I see how you look at me.’
She went back inside. He heard the rustle of silk, and when he looked around she was standing naked beside the bed. The yellow lamp beside the bed threw shadows over her body.
Webb went inside.
Exquisite.
He reached out for her. Her skin was silken. He closed his eyes, wrestling with his desire and his guilt. He had to believe he did not do all this just to get her into bed.
‘It’s okay,’ she whispered.
He kissed her neck; the scent of patchouli and silken hair against his cheek. A block away he could hear the traffic on the Tu Do, the barking cough of hundreds of Hondas, the heavy bass thump from the bars. A long way from London. A dream.

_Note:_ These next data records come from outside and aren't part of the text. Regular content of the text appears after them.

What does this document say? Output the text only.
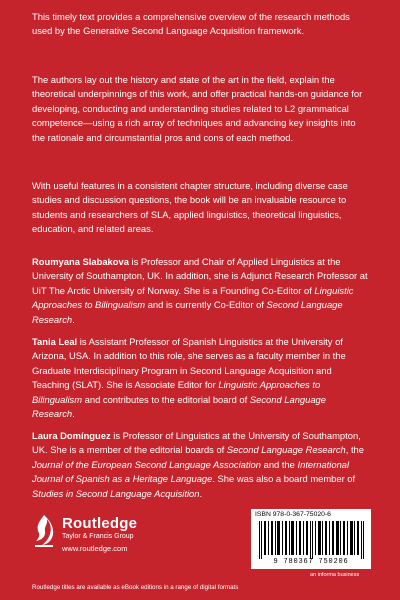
This timely text provides a comprehensive overview of the research methods used by the Generative Second Language Acquisition framework.

The authors lay out the history and state of the art in the field, explain the theoretical underpinnings of this work, and offer practical hands-on guidance for developing, conducting and understanding studies related to L2 grammatical competence—using a rich array of techniques and advancing key insights into the rationale and circumstantial pros and cons of each method.

With useful features in a consistent chapter structure, including diverse case studies and discussion questions, the book will be an invaluable resource to students and researchers of SLA, applied linguistics, theoretical linguistics, education, and related areas.

Roumyana Slabakova is Professor and Chair of Applied Linguistics at the University of Southampton, UK. In addition, she is Adjunct Research Professor at UiT The Arctic University of Norway. She is a Founding Co-Editor of Linguistic Approaches to Bilingualism and is currently Co-Editor of Second Language Research.

Tania Leal is Assistant Professor of Spanish Linguistics at the University of Arizona, USA. In addition to this role, she serves as a faculty member in the Graduate Interdisciplinary Program in Second Language Acquisition and Teaching (SLAT). She is Associate Editor for Linguistic Approaches to Bilingualism and contributes to the editorial board of Second Language Research.

Laura Domínguez is Professor of Linguistics at the University of Southampton, UK. She is a member of the editorial boards of Second Language Research, the Journal of the European Second Language Association and the International Journal of Spanish as a Heritage Language. She was also a board member of Studies in Second Language Acquisition.

Routledge
Taylor & Francis Group
www.routledge.com
ISBN 978-0-367-75020-6
9 780367 750206
an informa business
Routledge titles are available as eBook editions in a range of digital formats
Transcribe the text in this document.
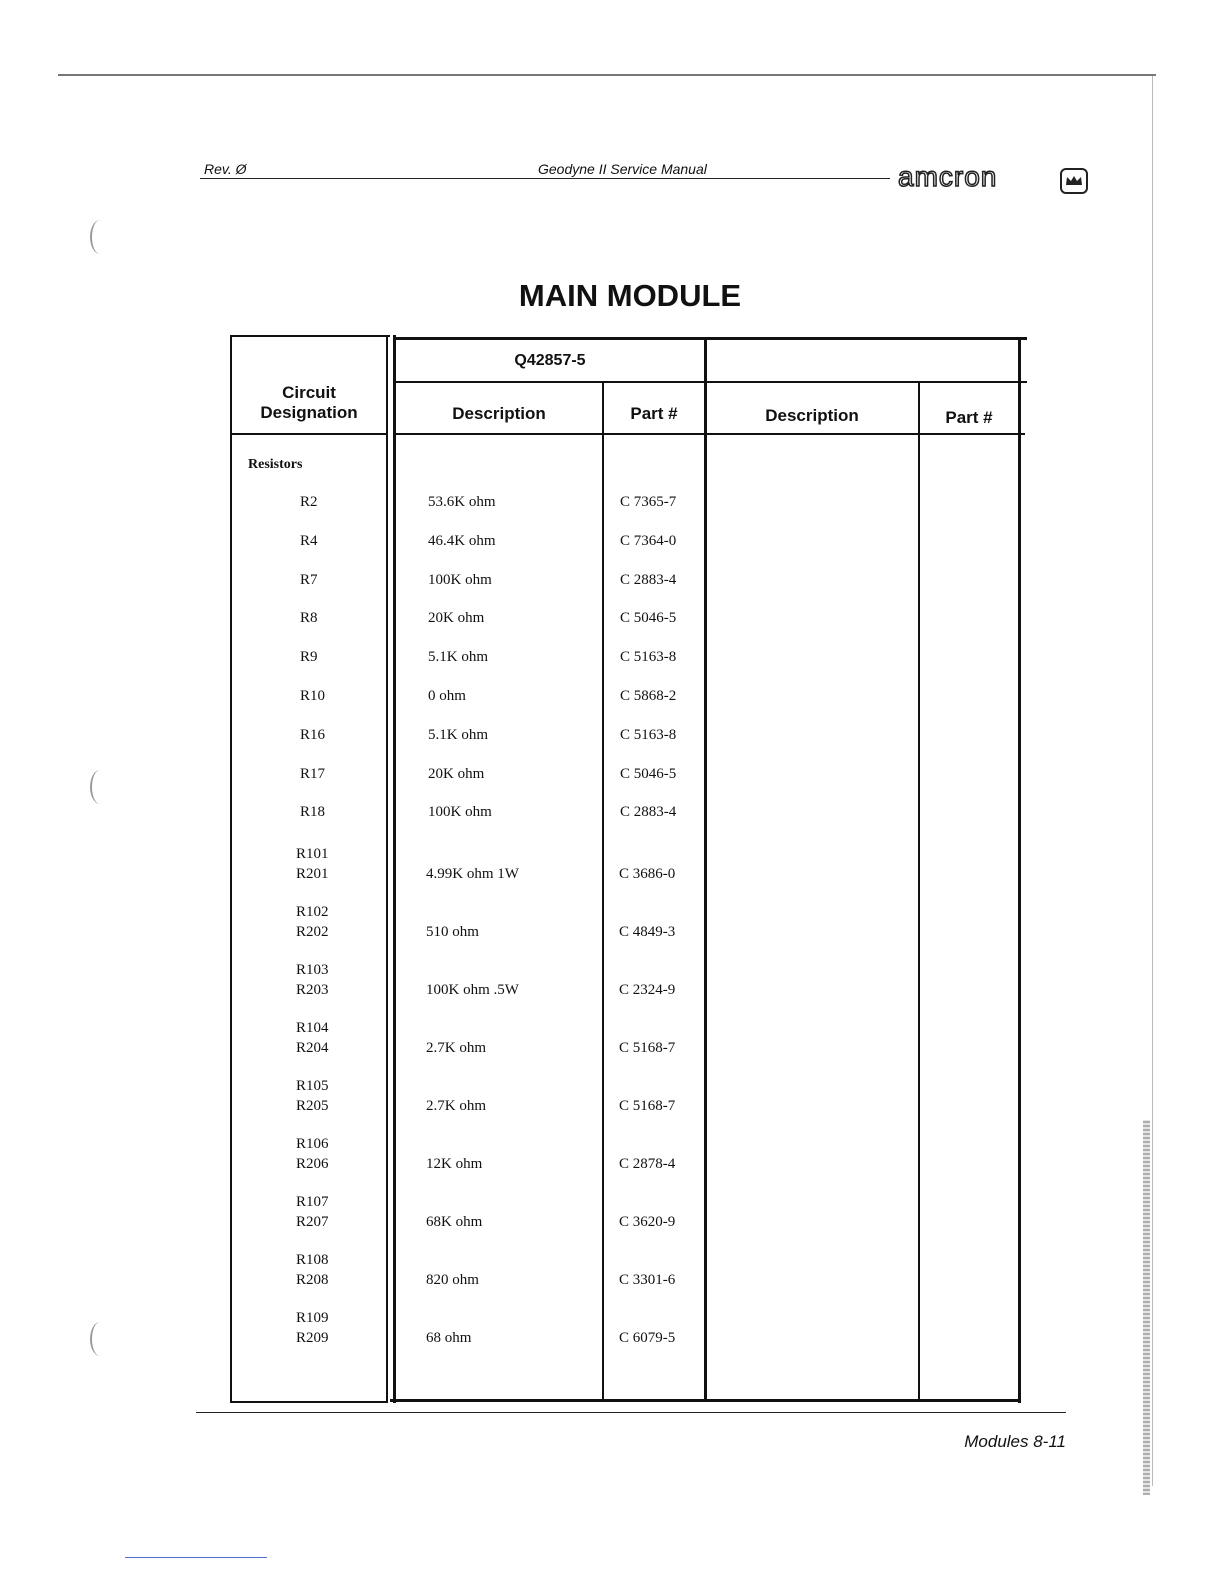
Rev. Ø	Geodyne II Service Manual	amcron
MAIN MODULE
Circuit Designation
Q42857-5
Description	Part #	Description	Part #
Resistors
R2	53.6K ohm	C 7365-7
R4	46.4K ohm	C 7364-0
R7	100K ohm	C 2883-4
R8	20K ohm	C 5046-5
R9	5.1K ohm	C 5163-8
R10	0 ohm	C 5868-2
R16	5.1K ohm	C 5163-8
R17	20K ohm	C 5046-5
R18	100K ohm	C 2883-4
R101
R201	4.99K ohm 1W	C 3686-0
R102
R202	510 ohm	C 4849-3
R103
R203	100K ohm .5W	C 2324-9
R104
R204	2.7K ohm	C 5168-7
R105
R205	2.7K ohm	C 5168-7
R106
R206	12K ohm	C 2878-4
R107
R207	68K ohm	C 3620-9
R108
R208	820 ohm	C 3301-6
R109
R209	68 ohm	C 6079-5
Modules 8-11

Don’t let me fall in love with her now. Ah, too late.
* * *
Webb was gone for two weeks. During long nights wrapped in a poncho, shivering with cold and fear on a firebase somewhere in the Highlands, or sweating it out on patrols with the ARVN in the jungles around Pleiku, he thought about her, sorting through the decision he knew he would have to make. He had eked out a living for two long years in Vietnam, two years longer than he had any right to expect when he had first arrived. He had harbored dreams of death or glory, an ignominious end or a fast track to the top, but Vietnam had been neither. His photographs and stories had been used by some of the major international agencies and magazines, but he was neither dead nor famous. He had arrived a year too late; by the time he got there Vietnam was no longer the war in which to see and be seen.
He had started to think about other career moves; and if he left Vietnam, he might perhaps take Odile with him.
He still had not finished the letter to Ryan. If he told him about Phuong, what would Ryan do? There was no imperative for him to pick up the pieces.
And certainly none for me, either.
He could not stop thinking about that last night in his apartment. Did she love him, or was it just her way of repaying him for saving her from the Tu Do? The night before he flew back to Saigon he was sitting in the open-air cinema in Danang watching a rerun of The Graduate when the answer came to him. It didn’t matter. He would ask her to marry him anyway.